Caso Mered, i radicali incontrano il giovane detenuto «Non può ancora parlare al telefono con la madre»

«Voglio essere chiamato con il mio vero nome». Con queste parole il giovane eritreo rinchiuso ormai da due anni nel carcere Pagliarelli di Palermo con l’accusa di essere Mered Medhanie Yehdego, uno dei boss della tratta di esseri umani dall’Africa all’Europa, ha accolto gli esponenti del Partito Radicale, tra cui Rita Bernardini, membro coordinatore del partito e Donatella Corleo, durante il loro sopralluogo al carcere palermitano. Una visita fortemente voluta quella al detenuto eritreo che da sempre sostiene di non essere Mered, il trafficante, ma Medhanie Tesfamariam Behre, profugo scappato dall’Eritrea verso il Sudan con l’intento, come molti connazionali, di far rotta verso l’Europa in cerca di maggiori fortune e che si ritrova invece protagonista di un processo che pare senza fine, nonostante diverse prove – ultima delle quali quella del Dna, non compatibile con quello del figlio di Mered – prodotte dalla difesa a carico della tesi del giovane. 

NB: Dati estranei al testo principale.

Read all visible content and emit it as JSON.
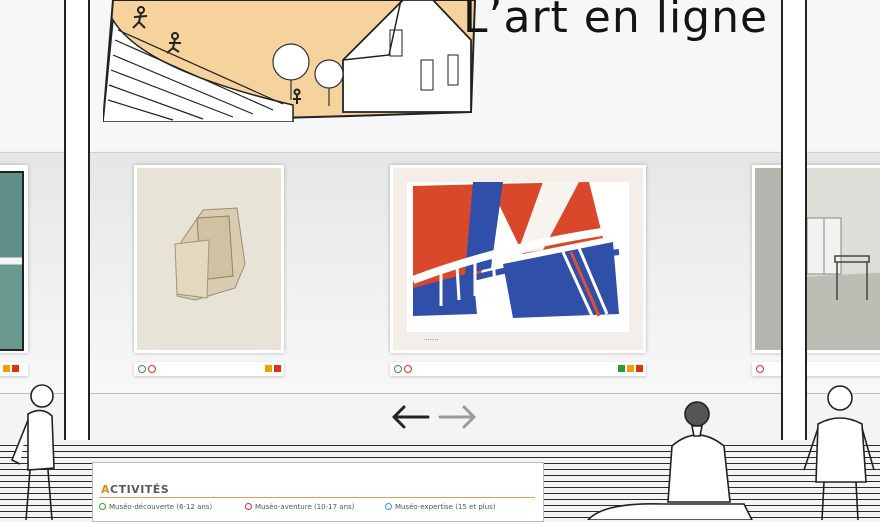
{
  "header": {
    "title": "L’art en ligne"
  },
  "artworks": [
    {
      "id": "partial-left",
      "status_dots": [],
      "status_squares": [
        "#f0a000",
        "#e03010"
      ]
    },
    {
      "id": "paper-collage",
      "status_dots": [
        "#2aa02a",
        "#d03030"
      ],
      "status_squares": [
        "#f0a000",
        "#e03010"
      ]
    },
    {
      "id": "red-blue-print",
      "status_dots": [
        "#2aa02a",
        "#d03030"
      ],
      "status_squares": [
        "#2aa02a",
        "#f0a000",
        "#e03010"
      ]
    },
    {
      "id": "room-photo",
      "status_dots": [
        "#d03030"
      ],
      "status_squares": []
    }
  ],
  "nav": {
    "prev_icon": "arrow-left-icon",
    "next_icon": "arrow-right-icon"
  },
  "activities": {
    "title_first": "A",
    "title_rest": "CTIVITÉS",
    "items": [
      {
        "label": "Muséo-découverte (6-12 ans)",
        "color": "#2aa02a"
      },
      {
        "label": "Muséo-aventure (10-17 ans)",
        "color": "#d03030"
      },
      {
        "label": "Muséo-expertise (15 et plus)",
        "color": "#2a9fd6"
      }
    ]
  },
  "colors": {
    "accent": "#e0861f"
  }
}
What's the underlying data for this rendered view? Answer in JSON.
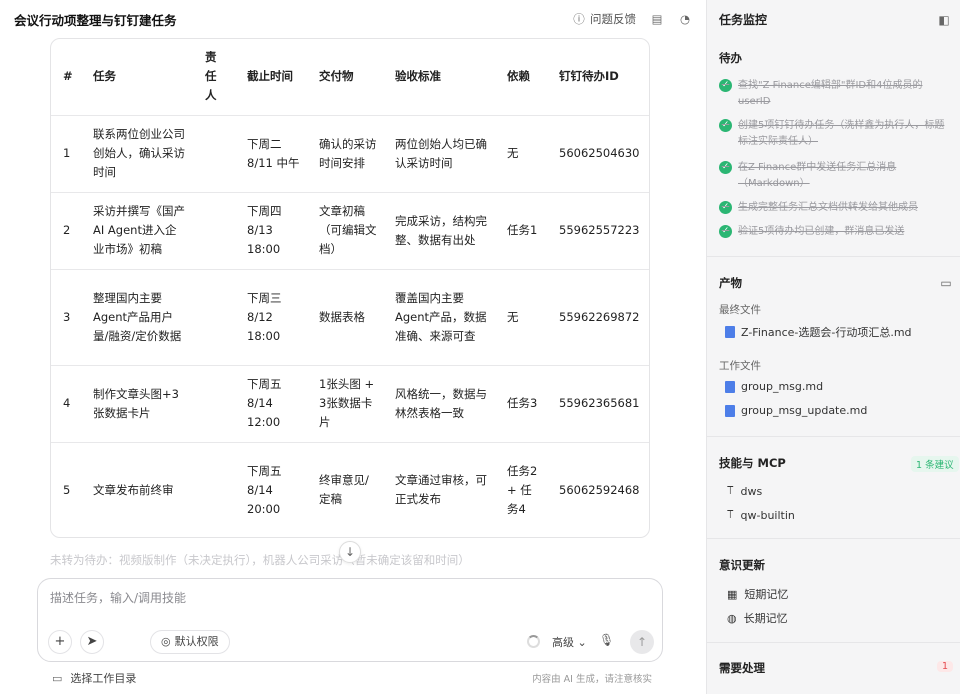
{
  "header": {
    "title": "会议行动项整理与钉钉建任务",
    "feedback_label": "问题反馈"
  },
  "table": {
    "columns": [
      "#",
      "任务",
      "责任人",
      "截止时间",
      "交付物",
      "验收标准",
      "依赖",
      "钉钉待办ID"
    ],
    "rows": [
      {
        "num": "1",
        "task": "联系两位创业公司创始人，确认采访时间",
        "owner": "",
        "due": "下周二 8/11 中午",
        "deliverable": "确认的采访时间安排",
        "criteria": "两位创始人均已确认采访时间",
        "dep": "无",
        "id": "56062504630"
      },
      {
        "num": "2",
        "task": "采访并撰写《国产AI Agent进入企业市场》初稿",
        "owner": "",
        "due": "下周四 8/13 18:00",
        "deliverable": "文章初稿（可编辑文档）",
        "criteria": "完成采访，结构完整、数据有出处",
        "dep": "任务1",
        "id": "55962557223"
      },
      {
        "num": "3",
        "task": "整理国内主要Agent产品用户量/融资/定价数据",
        "owner": "",
        "due": "下周三 8/12 18:00",
        "deliverable": "数据表格",
        "criteria": "覆盖国内主要Agent产品，数据准确、来源可查",
        "dep": "无",
        "id": "55962269872"
      },
      {
        "num": "4",
        "task": "制作文章头图+3张数据卡片",
        "owner": "",
        "due": "下周五 8/14 12:00",
        "deliverable": "1张头图 + 3张数据卡片",
        "criteria": "风格统一，数据与林然表格一致",
        "dep": "任务3",
        "id": "55962365681"
      },
      {
        "num": "5",
        "task": "文章发布前终审",
        "owner": "",
        "due": "下周五 8/14 20:00",
        "deliverable": "终审意见/定稿",
        "criteria": "文章通过审核，可正式发布",
        "dep": "任务2 + 任务4",
        "id": "56062592468"
      }
    ]
  },
  "faded_text": "未转为待办：视频版制作（未决定执行），机器人公司采访（暂未确定该留和时间）",
  "composer": {
    "placeholder": "描述任务，输入/调用技能",
    "permission_label": "默认权限",
    "mode_label": "高级"
  },
  "bottom": {
    "workdir_label": "选择工作目录",
    "disclaimer": "内容由 AI 生成，请注意核实"
  },
  "panel": {
    "title": "任务监控",
    "todo_title": "待办",
    "todos": [
      "查找\"Z Finance编辑部\"群ID和4位成员的userID",
      "创建5项钉钉待办任务（洗样鑫为执行人，标题标注实际责任人）",
      "在Z Finance群中发送任务汇总消息（Markdown）",
      "生成完整任务汇总文档供转发给其他成员",
      "验证5项待办均已创建，群消息已发送"
    ],
    "products_title": "产物",
    "final_label": "最终文件",
    "final_file": "Z-Finance-选题会-行动项汇总.md",
    "work_label": "工作文件",
    "work_files": [
      "group_msg.md",
      "group_msg_update.md"
    ],
    "skills_title": "技能与 MCP",
    "skills_badge": "1 条建议",
    "skills": [
      "dws",
      "qw-builtin"
    ],
    "memory_title": "意识更新",
    "memory": [
      "短期记忆",
      "长期记忆"
    ],
    "attention_title": "需要处理",
    "attention_count": "1"
  },
  "colors": {
    "accent_green": "#2bb673",
    "accent_red": "#e5484d",
    "file_blue": "#4d7ee8"
  }
}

«Ha quasi trent’anni, ma ha la faccia di un bambino – dice a MeridioNews Rita Bernardini –  Fortunatamente ha un compagno di cella eritreo che conosce la sua lingua e anche lui ha imparato qualche parola. Ci teneva molto a che lo si chiamasse con il suo vero nome e credo che tutto sommato sia stato contento che qualcuno si stia interessando alla sua vicenda, aveva con sé tutti i ritagli di giornali che riguardano la sua storia». E finalmente pare che il giovane, prelevato dal Sudan senza documenti né denaro, potrà anche beneficiare di un po’ di soldi. «In tutti questi anni di detenzione – continua Bernardini – non ha mai lavorato e proprio ieri sera, in presenza della direttrice del carcere e del comandante gli è stato detto che tra una settimana avrà finalmente la possibilità di farlo. E questo significa avere anche la possibilità di avere un po’ di denaro, perché non ha di che vivere». Parole confermate dal legale dell’eritreo, l’avvocato Michele Calantropo, che ha parlato anche della possibilità che il ragazzo possa frequentare all’interno del carcere un corso di italiano.

Con gli esponenti del Partito Radicale inoltre il detenuto «si è lamentato del fatto che non può parlare al telefono con la madre – prosegue ancora il membro coordinatore del partito – perché stanno ancora facendo accertamenti sul numero telefonico mentre può parlare con una delle sorelle e lamenta anche il fatto che non gli siano mai arrivate le lettere dei familiari». Il motivo, secondo Calantropo, potrebbe essere relativo al fatto he le missive sono scritte in tigrino e che quindi necessitano di una traduzione prima di essere consegnate al destinatario.